So I read the article and still can’t figure out want an “AI PC” does for me that a regular old PC doesn’t do. Near the bottom the author wrote “If you’re someone like Couvert, who does a lot with AI...”
That doesn’t help one bit. WHAT is Couvert doing, exactly?
In layman's terms, not much unless you do a lot of high powered processing. And even then, we're talking about only certain tasks that are programmed to utilize that kind of instruction set.
Perhaps in 5 or so years, "normal" software apps will be made to utilize those instruction sets as well. For example, the laptop I'm typing this on is running a SQL Server database engine -- requiring more horsepower than most people need from their PC's (except maybe hardcore gamers). But the database software isn't design to utilize the GPU style chips of an "AI PC". So my database engine wouldn't run any faster on one of those chips...for now. Neither would any of my homemade software.

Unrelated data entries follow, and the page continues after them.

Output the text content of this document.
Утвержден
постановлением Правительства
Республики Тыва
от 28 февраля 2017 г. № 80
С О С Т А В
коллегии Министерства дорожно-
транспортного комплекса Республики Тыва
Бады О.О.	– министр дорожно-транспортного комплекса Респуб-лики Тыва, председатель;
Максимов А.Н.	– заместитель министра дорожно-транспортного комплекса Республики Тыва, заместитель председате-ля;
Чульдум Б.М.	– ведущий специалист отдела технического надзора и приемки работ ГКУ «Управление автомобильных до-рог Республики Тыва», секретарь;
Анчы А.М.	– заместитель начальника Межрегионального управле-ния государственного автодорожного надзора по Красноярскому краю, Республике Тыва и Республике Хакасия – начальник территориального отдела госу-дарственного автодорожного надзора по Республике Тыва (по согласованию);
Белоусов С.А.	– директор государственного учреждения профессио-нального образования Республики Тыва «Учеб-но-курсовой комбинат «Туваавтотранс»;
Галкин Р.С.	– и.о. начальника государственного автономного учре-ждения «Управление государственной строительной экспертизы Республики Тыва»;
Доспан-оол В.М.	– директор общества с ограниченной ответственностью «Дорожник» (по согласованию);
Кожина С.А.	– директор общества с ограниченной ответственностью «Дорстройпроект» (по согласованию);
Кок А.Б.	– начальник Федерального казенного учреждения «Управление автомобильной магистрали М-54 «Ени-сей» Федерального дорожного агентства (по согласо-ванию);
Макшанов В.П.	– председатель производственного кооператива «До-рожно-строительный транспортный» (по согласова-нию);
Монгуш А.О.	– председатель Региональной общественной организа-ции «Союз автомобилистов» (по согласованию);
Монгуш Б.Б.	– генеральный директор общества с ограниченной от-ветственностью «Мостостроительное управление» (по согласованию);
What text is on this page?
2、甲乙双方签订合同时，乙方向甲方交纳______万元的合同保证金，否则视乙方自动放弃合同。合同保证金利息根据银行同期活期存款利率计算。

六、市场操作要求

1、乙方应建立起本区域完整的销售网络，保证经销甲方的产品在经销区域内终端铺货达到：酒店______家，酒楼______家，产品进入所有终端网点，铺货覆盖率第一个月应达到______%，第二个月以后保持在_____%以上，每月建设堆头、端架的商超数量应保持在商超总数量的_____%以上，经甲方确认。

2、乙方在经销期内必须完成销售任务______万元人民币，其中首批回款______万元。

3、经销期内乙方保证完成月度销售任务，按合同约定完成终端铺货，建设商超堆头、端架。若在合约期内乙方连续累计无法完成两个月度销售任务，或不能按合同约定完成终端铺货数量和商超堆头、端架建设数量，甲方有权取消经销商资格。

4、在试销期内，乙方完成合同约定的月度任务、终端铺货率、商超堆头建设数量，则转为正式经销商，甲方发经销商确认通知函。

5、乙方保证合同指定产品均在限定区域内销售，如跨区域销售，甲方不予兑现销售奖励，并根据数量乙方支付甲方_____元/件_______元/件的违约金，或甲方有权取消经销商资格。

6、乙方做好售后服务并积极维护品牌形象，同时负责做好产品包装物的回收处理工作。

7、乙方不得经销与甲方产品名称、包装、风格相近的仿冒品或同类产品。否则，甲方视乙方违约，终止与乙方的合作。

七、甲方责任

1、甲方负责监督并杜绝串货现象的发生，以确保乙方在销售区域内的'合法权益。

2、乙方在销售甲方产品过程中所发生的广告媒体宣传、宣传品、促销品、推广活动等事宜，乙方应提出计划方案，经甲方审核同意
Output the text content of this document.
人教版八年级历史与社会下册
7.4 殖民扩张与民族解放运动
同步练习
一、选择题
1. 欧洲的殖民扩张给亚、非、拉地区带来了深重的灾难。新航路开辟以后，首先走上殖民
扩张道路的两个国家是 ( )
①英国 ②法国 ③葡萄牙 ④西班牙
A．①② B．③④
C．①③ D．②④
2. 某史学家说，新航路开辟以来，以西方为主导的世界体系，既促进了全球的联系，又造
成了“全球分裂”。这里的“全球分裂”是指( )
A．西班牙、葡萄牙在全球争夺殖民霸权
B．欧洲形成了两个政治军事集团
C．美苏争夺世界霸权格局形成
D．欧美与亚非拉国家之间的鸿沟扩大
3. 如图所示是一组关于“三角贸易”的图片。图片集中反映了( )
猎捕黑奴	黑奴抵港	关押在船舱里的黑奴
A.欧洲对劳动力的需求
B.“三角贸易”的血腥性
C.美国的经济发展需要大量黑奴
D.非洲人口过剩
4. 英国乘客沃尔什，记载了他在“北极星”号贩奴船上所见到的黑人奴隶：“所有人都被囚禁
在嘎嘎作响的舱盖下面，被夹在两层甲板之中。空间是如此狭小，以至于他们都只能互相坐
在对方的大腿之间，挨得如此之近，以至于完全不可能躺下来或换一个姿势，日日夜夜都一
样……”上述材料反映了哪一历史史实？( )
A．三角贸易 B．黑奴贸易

But a few years from now, perhaps I could recompile my same old software (a lot of it is C#) in a new version of the IDE I use, but with a few property settings it'd compile the end user program to utilize the GPU style chips too, with no real changes needed from me as a programmer to change a lot of the code. Then my software apps (and other out of the box apps) would run tons faster on the GPU PC's.
But even then, it wouldn't matter unless your app was very heavy on processing use (instead of being a light-weight app that's waiting for information to download from the internet, like my TUBI app on my ROKU device does, which will never speed up unless I speed up my internet connection).
For me, it would mean that when I lead a financial small group and someone asks, "What would have happened with investment portfolio A for someone who retired right before the dot-com bubble burst?". None of that data has to be downloaded -- I have it on my laptop (no lag time because of internet speed). The only lag in time for me to produce a report to answer that question is purely processing power to churn through the market data for that time period --- speeding up the CPU processing would be nice and make it take maybe half a second instead of 2 or 3 seconds. But virtually nobody does that kind of thing for personal use.
The same for if I wanted to study the past few years of my solar inverter data (which records all of the solar power coming in, how much of it was to power my home, how much I had to pull from the grid, etc. every 5 minutes). Perhaps if I wanted to re-examine all of the power rate plan options my power utility offers to see which one would cost me the less money based on what I know I would have pulled from the grid at each time of day during each month with each of the different time of day rates and how each of those change during the seasons. Again, none of that is data I'd have to wait to download from the internet (the usual reason we have to wait when using PC's). But it's a task I might have to wait a few seconds or even a minute to run because it's churning through a lot of data. But virtually no one else does that kind of thing with their laptop/desktop. So this GPU technology is really for AI and blockchain and gaming stuff.